Men simply can’t help externalizing their sexual desire, feel girls: Study.

By Deepak Chitnis

WASHINGTON, DC: Girls and young women in the US do not report sexual abuse because they do not feel victimized, according to the alarming findings of a new study, which reveals that most female teenagers and young adults believe that sexual assault is just a normal facet of everyday life, and nothing to get overly worked-up about.

The findings are part of a new report entitled “Normalizing Sexual Violence: Young Women Account for Harassment and Abuse,” with research led by Heather R. Hlavka, an assistant professor of sociology and criminology at Marquette University. The study was conducted by analyzing hundreds of interviews with youth between the ages of three and 17, carried out by the Children’s Advocacy Center (CAC), and will be published in the upcoming June issue of Gender & Society magazine.
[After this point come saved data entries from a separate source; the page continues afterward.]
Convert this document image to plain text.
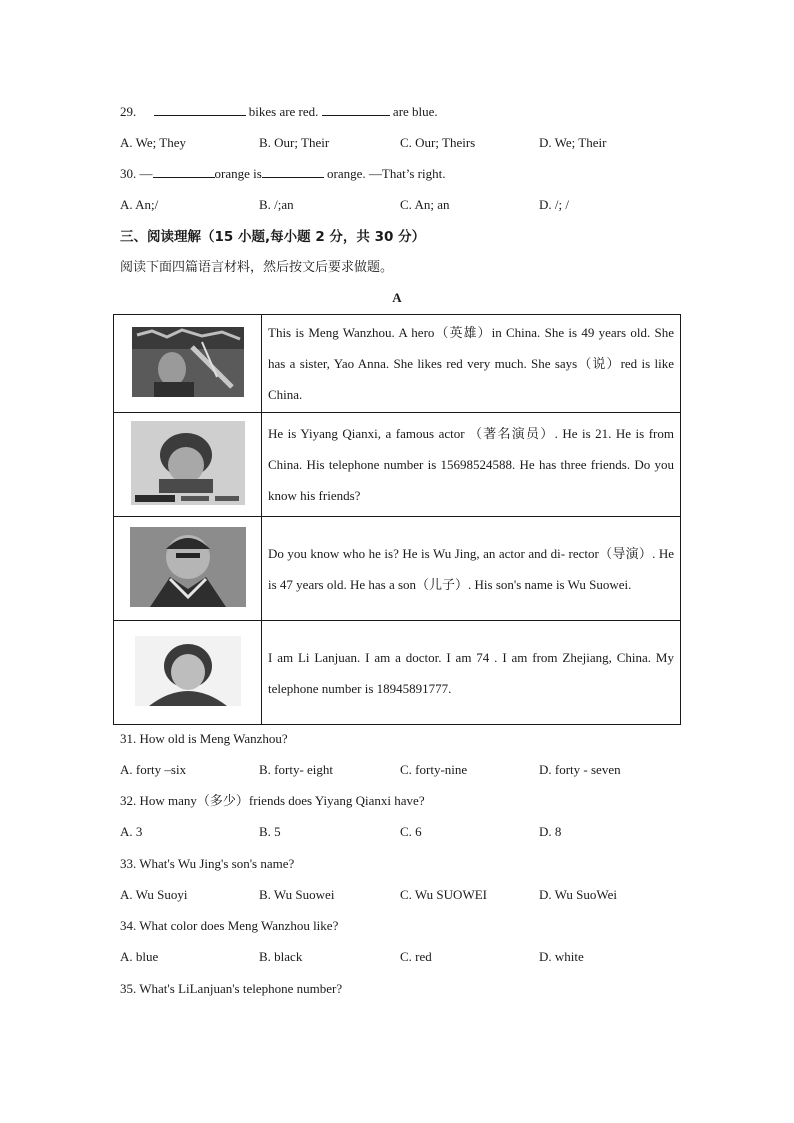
29.	bikes are red.	are blue.
A. We; They	B. Our; Their	C. Our; Theirs	D. We; Their
30. —	orange is	orange. —That’s right.
A. An;/	B. /;an	C. An; an	D. /; /
三、阅读理解（15 小题,每小题 2 分，共 30 分）
阅读下面四篇语言材料，然后按文后要求做题。
A
	This is Meng Wanzhou. A hero（英雄）in China. She is 49 years old. She has a sister, Yao Anna. She likes red very much. She says（说）red is like China.
	He is Yiyang Qianxi, a famous actor （著名演员）. He is 21. He is from China. His telephone number is 15698524588. He has three friends. Do you know his friends?
	Do you know who he is? He is Wu Jing, an actor and di- rector（导演）. He is 47 years old. He has a son（儿子）. His son's name is Wu Suowei.
	I am Li Lanjuan. I am a doctor. I am 74 . I am from Zhejiang, China. My telephone number is 18945891777.
31. How old is Meng Wanzhou?
A. forty –six	B. forty- eight	C. forty-nine	D. forty - seven
32. How many（多少）friends does Yiyang Qianxi have?
A. 3	B. 5	C. 6	D. 8
33. What's Wu Jing's son's name?
A. Wu Suoyi	B. Wu Suowei	C. Wu SUOWEI	D. Wu SuoWei
34. What color does Meng Wanzhou like?
A. blue	B. black	C. red	D. white
35. What's LiLanjuan's telephone number?
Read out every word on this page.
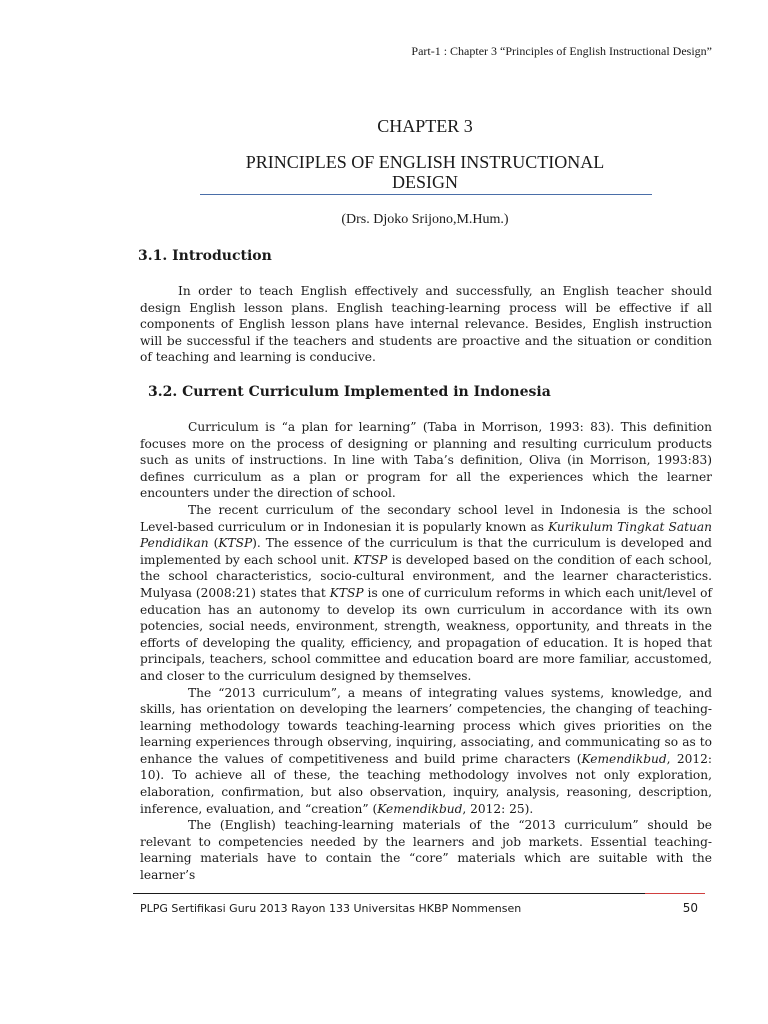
Part-1 : Chapter 3 “Principles of English Instructional Design”
CHAPTER 3
PRINCIPLES OF ENGLISH INSTRUCTIONAL
DESIGN
(Drs. Djoko Srijono,M.Hum.)
3.1. Introduction

In order to teach English effectively and successfully, an English teacher should design English lesson plans. English teaching-learning process will be effective if all components of English lesson plans have internal relevance. Besides, English instruction will be successful if the teachers and students are proactive and the situation or condition of teaching and learning is conducive.

3.2. Current Curriculum Implemented in Indonesia

Curriculum is “a plan for learning” (Taba in Morrison, 1993: 83). This definition focuses more on the process of designing or planning and resulting curriculum products such as units of instructions. In line with Taba’s definition, Oliva (in Morrison, 1993:83) defines curriculum as a plan or program for all the experiences which the learner encounters under the direction of school.

The recent curriculum of the secondary school level in Indonesia is the school Level-based curriculum or in Indonesian it is popularly known as Kurikulum Tingkat Satuan Pendidikan (KTSP). The essence of the curriculum is that the curriculum is developed and implemented by each school unit. KTSP is developed based on the condition of each school, the school characteristics, socio-cultural environment, and the learner characteristics. Mulyasa (2008:21) states that KTSP is one of curriculum reforms in which each unit/level of education has an autonomy to develop its own curriculum in accordance with its own potencies, social needs, environment, strength, weakness, opportunity, and threats in the efforts of developing the quality, efficiency, and propagation of education. It is hoped that principals, teachers, school committee and education board are more familiar, accustomed, and closer to the curriculum designed by themselves.

The “2013 curriculum”, a means of integrating values systems, knowledge, and skills, has orientation on developing the learners’ competencies, the changing of teaching-learning methodology towards teaching-learning process which gives priorities on the learning experiences through observing, inquiring, associating, and communicating so as to enhance the values of competitiveness and build prime characters (Kemendikbud, 2012: 10). To achieve all of these, the teaching methodology involves not only exploration, elaboration, confirmation, but also observation, inquiry, analysis, reasoning, description, inference, evaluation, and “creation” (Kemendikbud, 2012: 25).

The (English) teaching-learning materials of the “2013 curriculum” should be relevant to competencies needed by the learners and job markets. Essential teaching-learning materials have to contain the “core” materials which are suitable with the learner’s

PLPG Sertifikasi Guru 2013 Rayon 133 Universitas HKBP Nommensen	50
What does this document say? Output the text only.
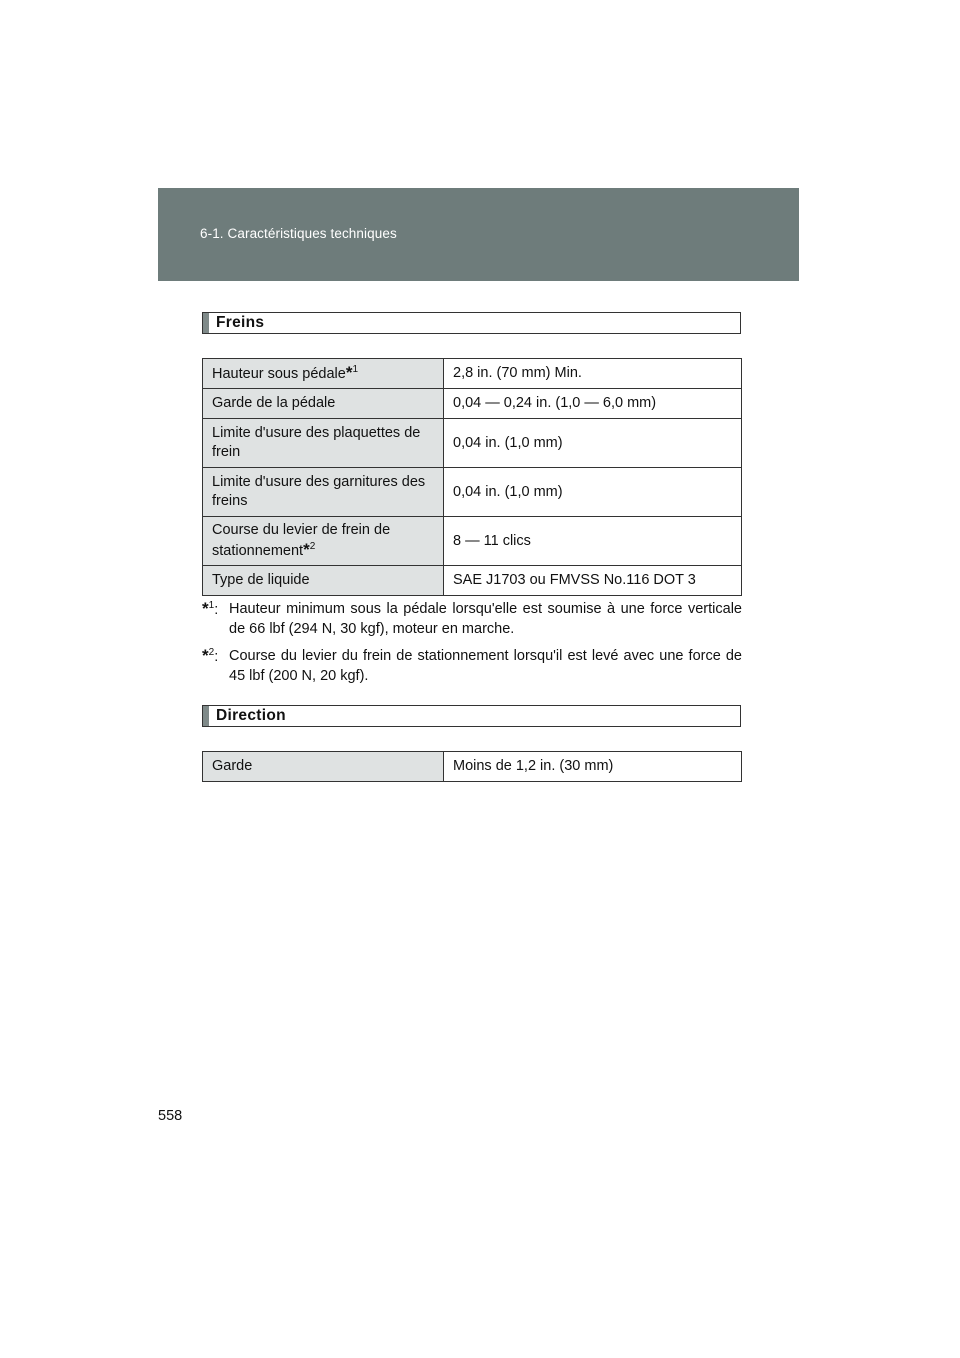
6-1. Caractéristiques techniques
Freins
Hauteur sous pédale*$^1$	2,8 in. (70 mm) Min.
Garde de la pédale	0,04 — 0,24 in. (1,0 — 6,0 mm)
Limite d'usure des plaquettes de frein	0,04 in. (1,0 mm)
Limite d'usure des garnitures des freins	0,04 in. (1,0 mm)
Course du levier de frein de stationnement*$^2$	8 — 11 clics
Type de liquide	SAE J1703 ou FMVSS No.116 DOT 3
*$^1$: Hauteur minimum sous la pédale lorsqu'elle est soumise à une force verticale de 66 lbf (294 N, 30 kgf), moteur en marche.
*$^2$: Course du levier du frein de stationnement lorsqu'il est levé avec une force de 45 lbf (200 N, 20 kgf).
Direction
Garde	Moins de 1,2 in. (30 mm)
558
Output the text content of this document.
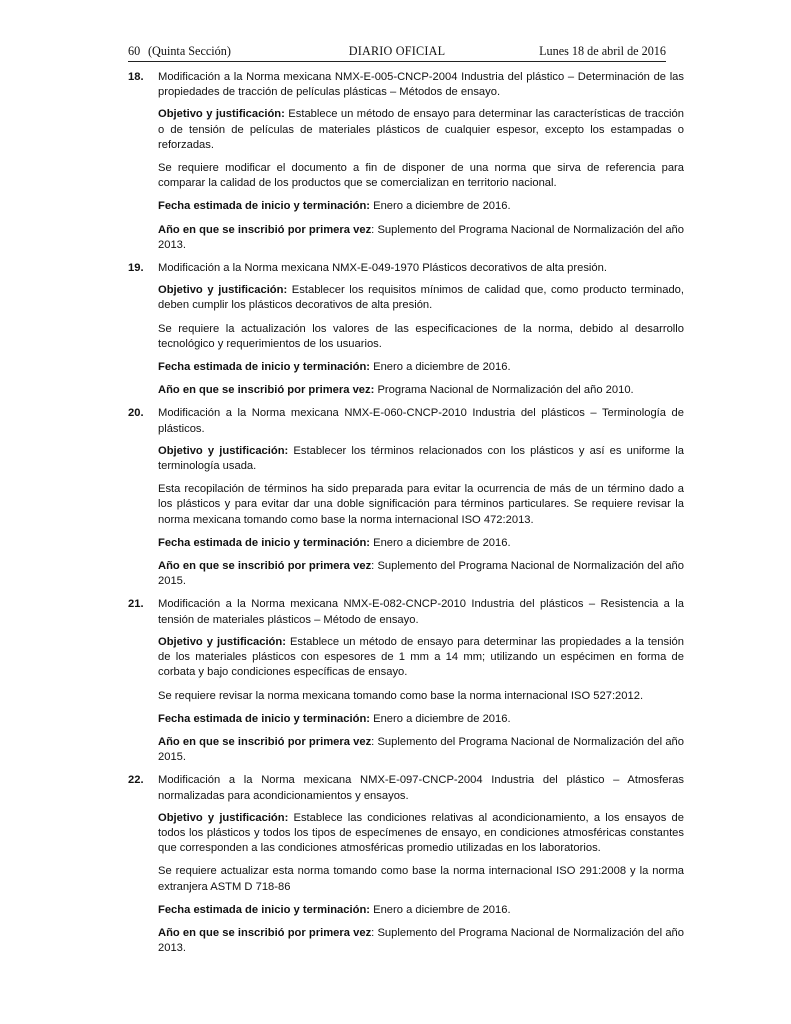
60 (Quinta Sección)	DIARIO OFICIAL	Lunes 18 de abril de 2016
18.	Modificación a la Norma mexicana NMX-E-005-CNCP-2004 Industria del plástico – Determinación de las propiedades de tracción de películas plásticas – Métodos de ensayo.

Objetivo y justificación: Establece un método de ensayo para determinar las características de tracción o de tensión de películas de materiales plásticos de cualquier espesor, excepto los estampadas o reforzadas.

Se requiere modificar el documento a fin de disponer de una norma que sirva de referencia para comparar la calidad de los productos que se comercializan en territorio nacional.

Fecha estimada de inicio y terminación: Enero a diciembre de 2016.

Año en que se inscribió por primera vez: Suplemento del Programa Nacional de Normalización del año 2013.

19.	Modificación a la Norma mexicana NMX-E-049-1970 Plásticos decorativos de alta presión.

Objetivo y justificación: Establecer los requisitos mínimos de calidad que, como producto terminado, deben cumplir los plásticos decorativos de alta presión.

Se requiere la actualización los valores de las especificaciones de la norma, debido al desarrollo tecnológico y requerimientos de los usuarios.

Fecha estimada de inicio y terminación: Enero a diciembre de 2016.

Año en que se inscribió por primera vez: Programa Nacional de Normalización del año 2010.

20.	Modificación a la Norma mexicana NMX-E-060-CNCP-2010 Industria del plásticos – Terminología de plásticos.

Objetivo y justificación: Establecer los términos relacionados con los plásticos y así es uniforme la terminología usada.

Esta recopilación de términos ha sido preparada para evitar la ocurrencia de más de un término dado a los plásticos y para evitar dar una doble significación para términos particulares. Se requiere revisar la norma mexicana tomando como base la norma internacional ISO 472:2013.

Fecha estimada de inicio y terminación: Enero a diciembre de 2016.

Año en que se inscribió por primera vez: Suplemento del Programa Nacional de Normalización del año 2015.

21.	Modificación a la Norma mexicana NMX-E-082-CNCP-2010 Industria del plásticos – Resistencia a la tensión de materiales plásticos – Método de ensayo.

Objetivo y justificación: Establece un método de ensayo para determinar las propiedades a la tensión de los materiales plásticos con espesores de 1 mm a 14 mm; utilizando un espécimen en forma de corbata y bajo condiciones específicas de ensayo.

Se requiere revisar la norma mexicana tomando como base la norma internacional ISO 527:2012.

Fecha estimada de inicio y terminación: Enero a diciembre de 2016.

Año en que se inscribió por primera vez: Suplemento del Programa Nacional de Normalización del año 2015.

22.	Modificación a la Norma mexicana NMX-E-097-CNCP-2004 Industria del plástico – Atmosferas normalizadas para acondicionamientos y ensayos.

Objetivo y justificación: Establece las condiciones relativas al acondicionamiento, a los ensayos de todos los plásticos y todos los tipos de especímenes de ensayo, en condiciones atmosféricas constantes que corresponden a las condiciones atmosféricas promedio utilizadas en los laboratorios.

Se requiere actualizar esta norma tomando como base la norma internacional ISO 291:2008 y la norma extranjera ASTM D 718-86

Fecha estimada de inicio y terminación: Enero a diciembre de 2016.

Año en que se inscribió por primera vez: Suplemento del Programa Nacional de Normalización del año 2013.
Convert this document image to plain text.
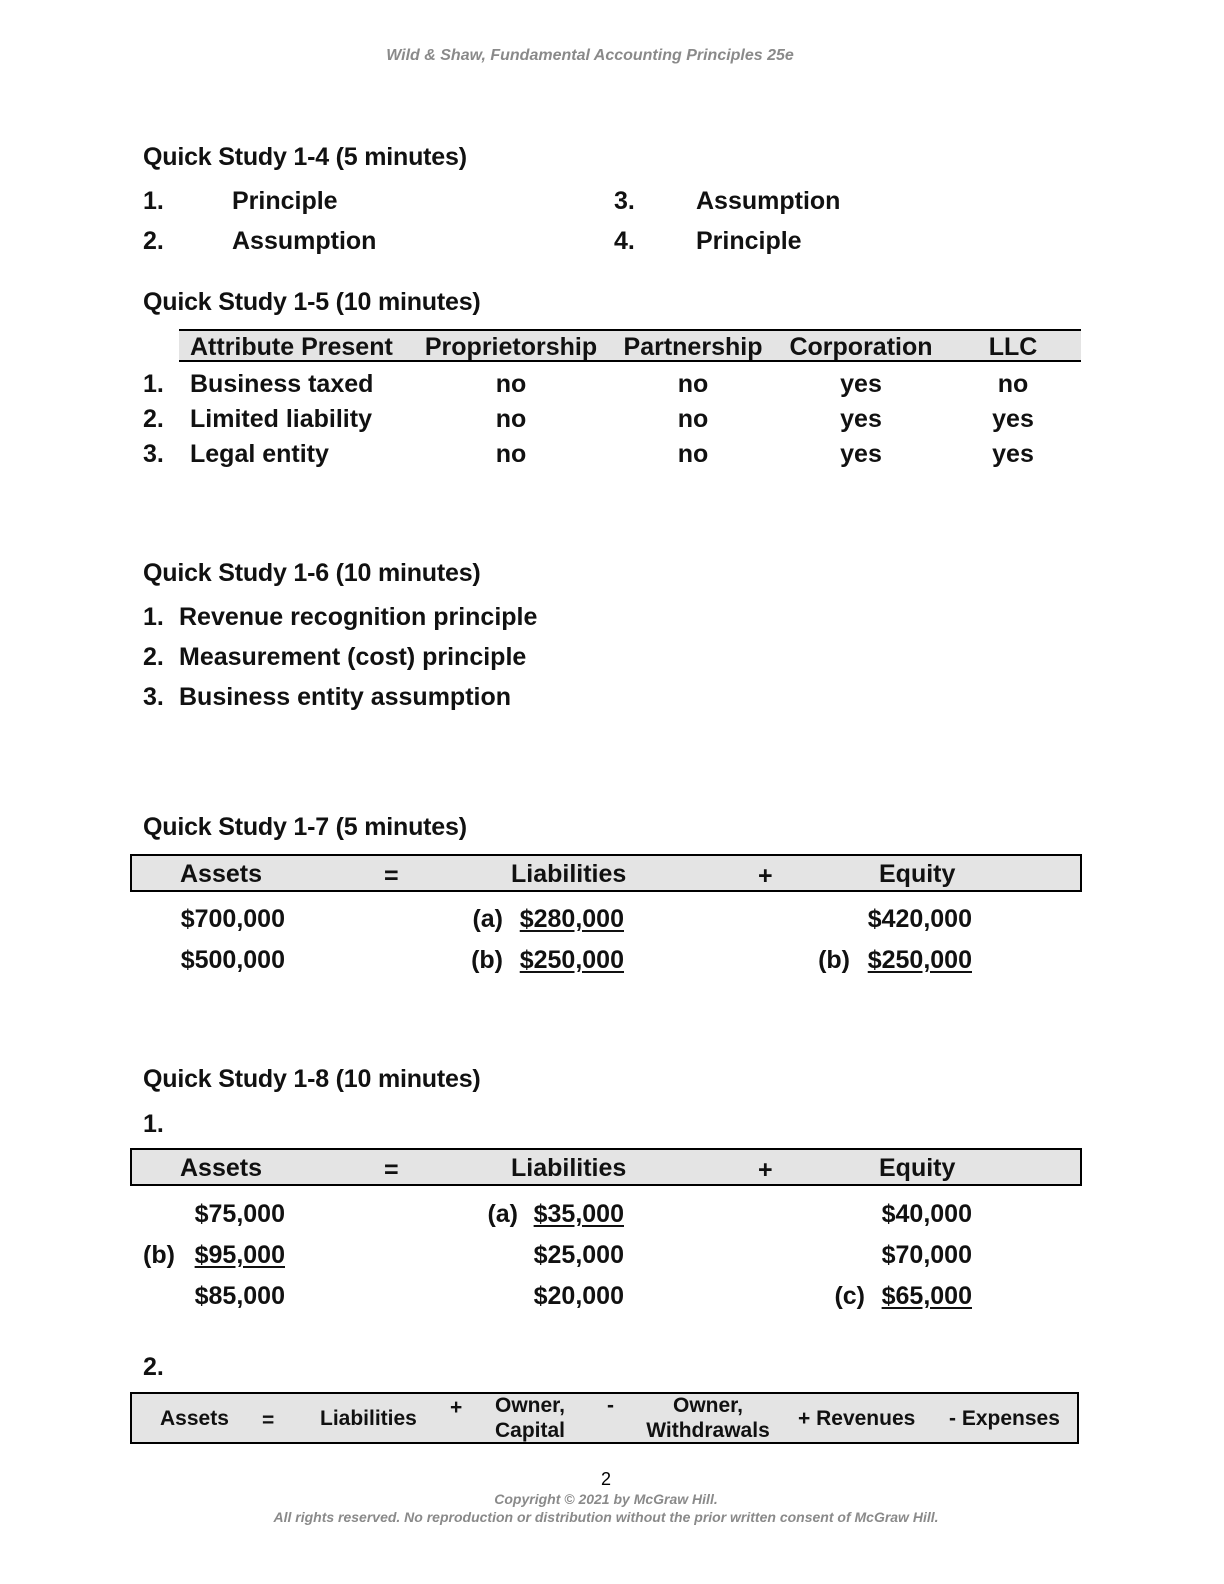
Wild & Shaw, Fundamental Accounting Principles 25e
Quick Study 1-4 (5 minutes)
1.	Principle
2.	Assumption
3. Assumption
4. Principle
Quick Study 1-5 (10 minutes)
Attribute Present	Proprietorship	Partnership	Corporation	LLC
1. Business taxed	no	no	yes	no
2. Limited liability	no	no	yes	yes
3. Legal entity	no	no	yes	yes
Quick Study 1-6 (10 minutes)
1. Revenue recognition principle
2. Measurement (cost) principle
3. Business entity assumption
Quick Study 1-7 (5 minutes)
Assets	=	Liabilities	+	Equity
$700,000	(a) $280,000	$420,000
$500,000	(b) $250,000	(b) $250,000
Quick Study 1-8 (10 minutes)
1.
Assets	=	Liabilities	+	Equity
$75,000	(a) $35,000	$40,000
(b) $95,000	$25,000	$70,000
$85,000	$20,000	(c) $65,000
2.
Assets = Liabilities +	Owner,
Capital
-	Owner,
Withdrawals
+ Revenues - Expenses
2
Copyright © 2021 by McGraw Hill.
All rights reserved. No reproduction or distribution without the prior written consent of McGraw Hill.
“This study addresses how girls negotiate their lived experiences in ways that are often ignored by law and policy,” says the report. “This work aims to re-cast youth as [people] having intentions [and] desires, rather than as passive objects. The study is situated within feminist research and practices that embody the legitimacy of patriarchy, including sexual harassment and violence, sexual subjectivity, and heteronormativity.”

Among the study’s most disturbing findings is that most young women seem to think that men simply can’t help externalize their sexual desire, and that they don’t report instances of sexual abuse because they believe it to be normal. Beyond just physical abuse, girls who were interviewed say that they have experienced verbal abuse, as well, but don’t do anything about it because they just don’t see a need to.

In one exchange, documented in the report, one girl talks about a boy who sits next to her on the school bus. She describes how nearly every day, the boy sits next to her, and slides his hand under her buttocks. She pushes it away, and he gets mad, blushing and not talking to her. Then, he says that he’s going to come to her house and rape her. When asked how this made her feel, the girl told the interviewer that she knew the boy was joking, and would never actually do anything.

Also of note is that most young girls do not trust authority figures, and don’t want to report these sexually provocative incidents out of fear that they’ll be labeled as “sluts” or “whores,” and that they’ll be blamed for instigating the behavior. Authority figures are also generally male, another reason that an inherent, subconscious mistrust festers in young girls, preventing them from telling their elders when such abuse occurs. Most girls also don’t consider it to be sexual abuse unless it results in intercourse or rape.

“The young women in the study provided insight into how some youth perceived their experiences of sexual violence and harassment during sexual encounters with men,” said a press release issued by Sociologists for Women in Society. “Policymakers, educators, and lawmakers need to address how sexual violence is actually experienced by youth beginning at very young ages in order to increase reporting practices, and to protect children from the everyday violence and harassment all too common in their lives.”

According to the Rape, Abuse & Incest National Network (RAINN), 60% of sexual assaults in the US are not reported to law enforcement authorities, which Hlavka’s study ultimately sheds light on the reason for. On top of that, 44% of sexual abuse and rape in the US are under the age of 18, the demographic focused upon for the study.